Fiction Review Polyphony, Volume 1 by Deborah Layne
Fiction Polyphony, Volume 1, published on August 28, 2002, by Wheatland Press, contains 228 pages that sell for $13. Polyphony, Volume 1 has collected a lot of short stories, each of which has its charm that you can immerse yourself with for hours by browsing. Follow along with us to learn more about this book.
Introducing the Fiction Polyphony, Volume 1 by Deborah Layne
Inside Fiction Polyphony, Volume 1, there are dozens of short stories by different authors written and published in science fiction, fantasy, magic, horror, and literary fiction. One of the stories is called “Blind Meeting the Invisible Man,” a lavish and memorable story.
Fiction Polyphony Story List, Volume 1 :
- The Holy Bright Number (A Charlie Poole Story) / ANDY DUNCAN
- How Lonesome Heartbreak Changed His Life / LUCIUS SHEPARD
- Blind Date With the Invisible Man / LESLIE WHAT
- Love Story / RAY VUKCEVICH
- Anthropology / VICTORIA ELISABETH GARCIA
- The Heroic Death of Lieutenant Michkov / CARRIE VAUGHN
- The Doctor / CAROL EMSHWILLER
- The Sea Monkey Conspiracy / DOUGLAS LAIN
- The Room on the Roof / VANDANA SINGH
- Do Good / JAMES VAN PELT
- Laika Comes Back Safe / MAUREEN MCHUGH
- The Main Design That Shines Through Sky and Earth / BRUCE HOLLAND ROGERS
Translation of Polyphony, Volume 1
The Fiction of Polyphony, Volume 1 is currently only written in English. (If you need another language, let us know through comments) you can download this 224-page book through the LiveinBook website or read it online.

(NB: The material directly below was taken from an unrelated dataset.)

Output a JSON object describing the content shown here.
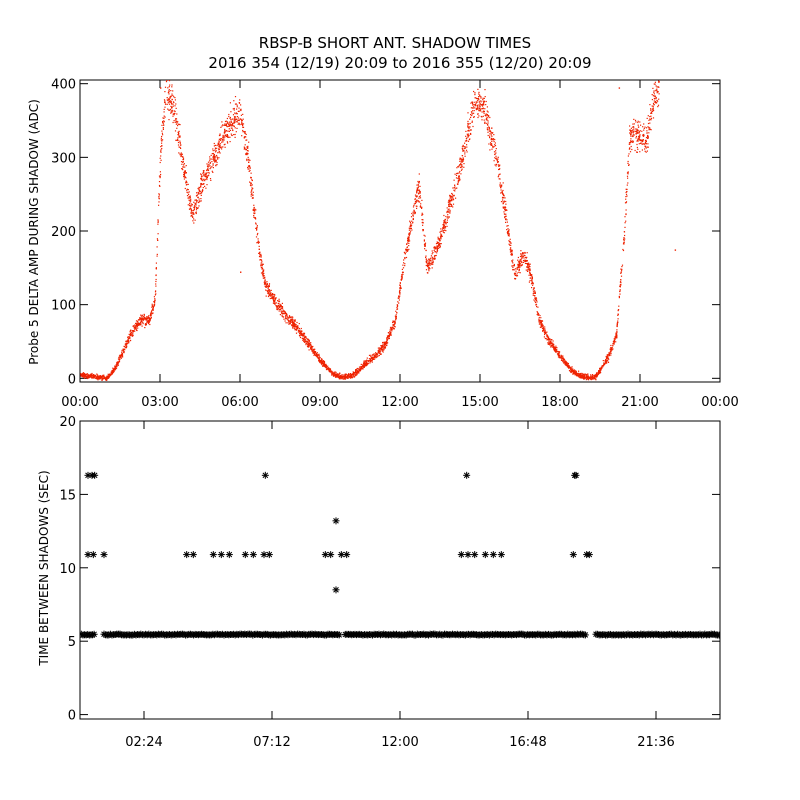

In a section of Polyphony, Volume 1, we read
A stage had been erected in the jungle behind the hotel, supporting a battery of speakers that in the confusion of strobes and colored spotlights resembled black doorways leading off into the dense vegetation behind them. The DJ was a shadowy figure at his boards, and the crowd —several hundred strong —staggered and hopped, crawled, danced, and perpetrated sexual assault beneath a canopy of palms, amid scents of opium, ganja, perfume, and delirium. Early in the proceeding, Mizell caught sight of Anna. Watching her charm Moskowitz, he remembered when things had been different, not just business and the occasional fuck. They’d never had any big problems. Their addictions, her dope and his extra-legal games, had served both as defenses against real intimacy and a reason to stay together. The relationship had not taken much effort to maintain; in fact, it had always been the easiest thing to do, a loose undemanding partnership. Without ever crossing each other’s borders, traveling on needles and adrenaline, they had co-depended their way across Asia. Yet there had once been a feeling of bright quiet involved in their closeness that might have transformed them. He doubted it was accessible any longer; if it was, something drastic would be needed in order to salvage it.